EpiVax enters into joint venture to design and manufacture ‘biosuperiors’

EPIVAX AND SCHROEDINGER have created a new company, Aceno Therapeutics, to design
EPIVAX AND SCHROEDINGER have created a new company, Aceno Therapeutics, to design "biosuperior" treatments for diseases that are expected to deliver the positive treatments of biologics without many of the negative side effects.

PROVIDENCE – EpiVax Inc., the Rhode Island-based vaccine designer and maker of protein therapeutics, has formed a joint venture with Schroedinger LLC, a leading computational chemistry provider for life sciences and materials firms, to design “biosuperior” therapies to treat a range of diseases.
Aceno Biotherapeutics, as the company will be known, will tap into the global biologics market, which according to EpiVax founder and CEO Dr. Anne S. De Groot, was a $234 billion market in 2014, roughly 20 percent of the total drug market, a portion that is expected to grow. The new venture, which is to be clinically based in Providence, with administrative and finance offices in New York, is expected to improve on the efficacy of biologic therapies by using EpiVax’s molecular engineering technology that cuts down on potential negative patient reactions to the therapies.

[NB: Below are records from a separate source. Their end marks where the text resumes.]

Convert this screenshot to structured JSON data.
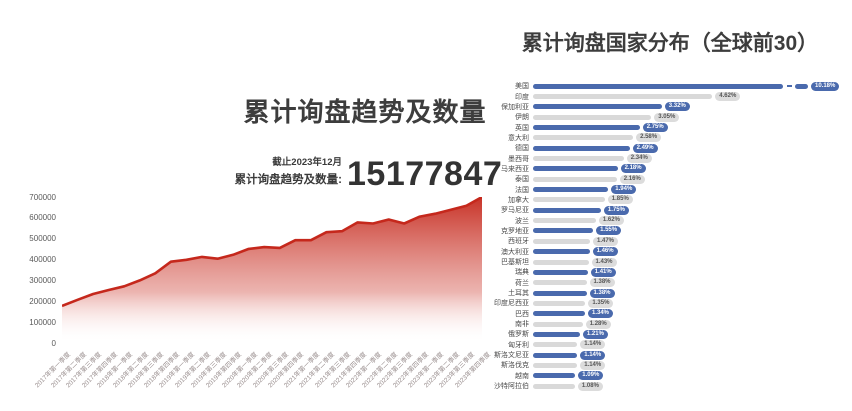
{
  "left_chart": {
    "title": "累计询盘趋势及数量",
    "stat": {
      "as_of": "截止2023年12月",
      "label": "累计询盘趋势及数量:",
      "value": "15177847"
    }
  },
  "right_chart": {
    "title": "累计询盘国家分布（全球前30）"
  },
  "colors": {
    "accent_red": "#c5281c",
    "bar_blue": "#4a6aad",
    "bar_gray": "#d9d9d9",
    "title_color": "#3d3d3d"
  },
  "chart_data": [
    {
      "type": "area",
      "title": "累计询盘趋势及数量",
      "x": [
        "2017年第一季度",
        "2017年第二季度",
        "2017年第三季度",
        "2017年第四季度",
        "2018年第一季度",
        "2018年第二季度",
        "2018年第三季度",
        "2018年第四季度",
        "2019年第一季度",
        "2019年第二季度",
        "2019年第三季度",
        "2019年第四季度",
        "2020年第一季度",
        "2020年第二季度",
        "2020年第三季度",
        "2020年第四季度",
        "2021年第一季度",
        "2021年第二季度",
        "2021年第三季度",
        "2021年第四季度",
        "2022年第一季度",
        "2022年第二季度",
        "2022年第三季度",
        "2022年第四季度",
        "2023年第一季度",
        "2023年第二季度",
        "2023年第三季度",
        "2023年第四季度"
      ],
      "values": [
        178000,
        207000,
        235000,
        254000,
        272000,
        300000,
        334000,
        390000,
        399000,
        413000,
        404000,
        423000,
        451000,
        460000,
        456000,
        493000,
        493000,
        531000,
        536000,
        578000,
        573000,
        592000,
        573000,
        606000,
        620000,
        639000,
        658000,
        700000
      ],
      "ylim": [
        0,
        700000
      ],
      "yticks": [
        0,
        100000,
        200000,
        300000,
        400000,
        500000,
        600000,
        700000
      ],
      "ytick_labels": [
        "0",
        "100000",
        "200000",
        "300000",
        "400000",
        "500000",
        "600000",
        "700000"
      ],
      "line_color": "#c5281c",
      "fill": "vertical gradient red to white",
      "grid": "off",
      "legend": "none"
    },
    {
      "type": "bar",
      "orientation": "horizontal",
      "title": "累计询盘国家分布（全球前30）",
      "categories": [
        "美国",
        "印度",
        "保加利亚",
        "伊朗",
        "英国",
        "意大利",
        "德国",
        "墨西哥",
        "马来西亚",
        "泰国",
        "法国",
        "加拿大",
        "罗马尼亚",
        "波兰",
        "克罗地亚",
        "西班牙",
        "澳大利亚",
        "巴基斯坦",
        "瑞典",
        "荷兰",
        "土耳其",
        "印度尼西亚",
        "巴西",
        "南非",
        "俄罗斯",
        "匈牙利",
        "斯洛文尼亚",
        "斯洛伐克",
        "越南",
        "沙特阿拉伯"
      ],
      "values": [
        10.18,
        4.62,
        3.32,
        3.05,
        2.75,
        2.58,
        2.49,
        2.34,
        2.18,
        2.16,
        1.94,
        1.85,
        1.75,
        1.62,
        1.55,
        1.47,
        1.46,
        1.43,
        1.41,
        1.38,
        1.38,
        1.35,
        1.34,
        1.28,
        1.21,
        1.14,
        1.14,
        1.14,
        1.09,
        1.08
      ],
      "value_labels": [
        "10.18%",
        "4.62%",
        "3.32%",
        "3.05%",
        "2.75%",
        "2.58%",
        "2.49%",
        "2.34%",
        "2.18%",
        "2.16%",
        "1.94%",
        "1.85%",
        "1.75%",
        "1.62%",
        "1.55%",
        "1.47%",
        "1.46%",
        "1.43%",
        "1.41%",
        "1.38%",
        "1.38%",
        "1.35%",
        "1.34%",
        "1.28%",
        "1.21%",
        "1.14%",
        "1.14%",
        "1.14%",
        "1.09%",
        "1.08%"
      ],
      "bar_color_pattern": "alternating blue/gray starting blue",
      "axis_break_row": 0,
      "legend": "none"
    }
  ]
}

EpiVax brings its immunoinformatics design toolbox as well as its proprietary immune-modulating sequences (known as Tregitopes) to the partnership with Schroedinger, which has a “in silico” molecular modeling platform that is expected to cut down the time to testing and market for the products the new venture will develop. At the core of EpiVax’s competitive advantage is the Tregitope, which induces tolerance to therapeutic molecules which attack the targeted disease, according to the company, a technology whose intellectual property is protected.
De Groot, who introduced the new venture in San Francisco on Monday, is one of four co-founders of Aceno. The other four principal co-founders are EpiVax Chief Operating Officer Bill Martin, as well as Schroedinger President Ramy Farid and Senior Vice President, Business Development Cony D’Cruz, who will serve as the new company’s interim CEO.
“The global biologics market is … expect to reach $386 billion by the end of 2019,” De Groot said in a statement. “The Immune Engineering approach developed at Aceno Biotherapeutics will … re-engineer high-value biologics. This exciting new venture promises to bring superior drugs, with defined mechanisms of action and well-known safety and efficacies, to market.”
While the company will not have its own staff during its startup phase, using instead the assets of the two partners, it is expected that there will be job growth in the near future, although no numbers were released at the announcement of the venture. And while no announcement of external funding for Aceno was announced, a projected use of funds through the first three years of the project shows nearly $5.5 million in research and development, and general and administrative expenses in that time.
As an example of where Aceno might be in a few years, De Groot pointed to a prior Schroedinger venture, Nimbus Therapeutics LLC, a 2009 joint effort that so far has attracted $72 million in investments.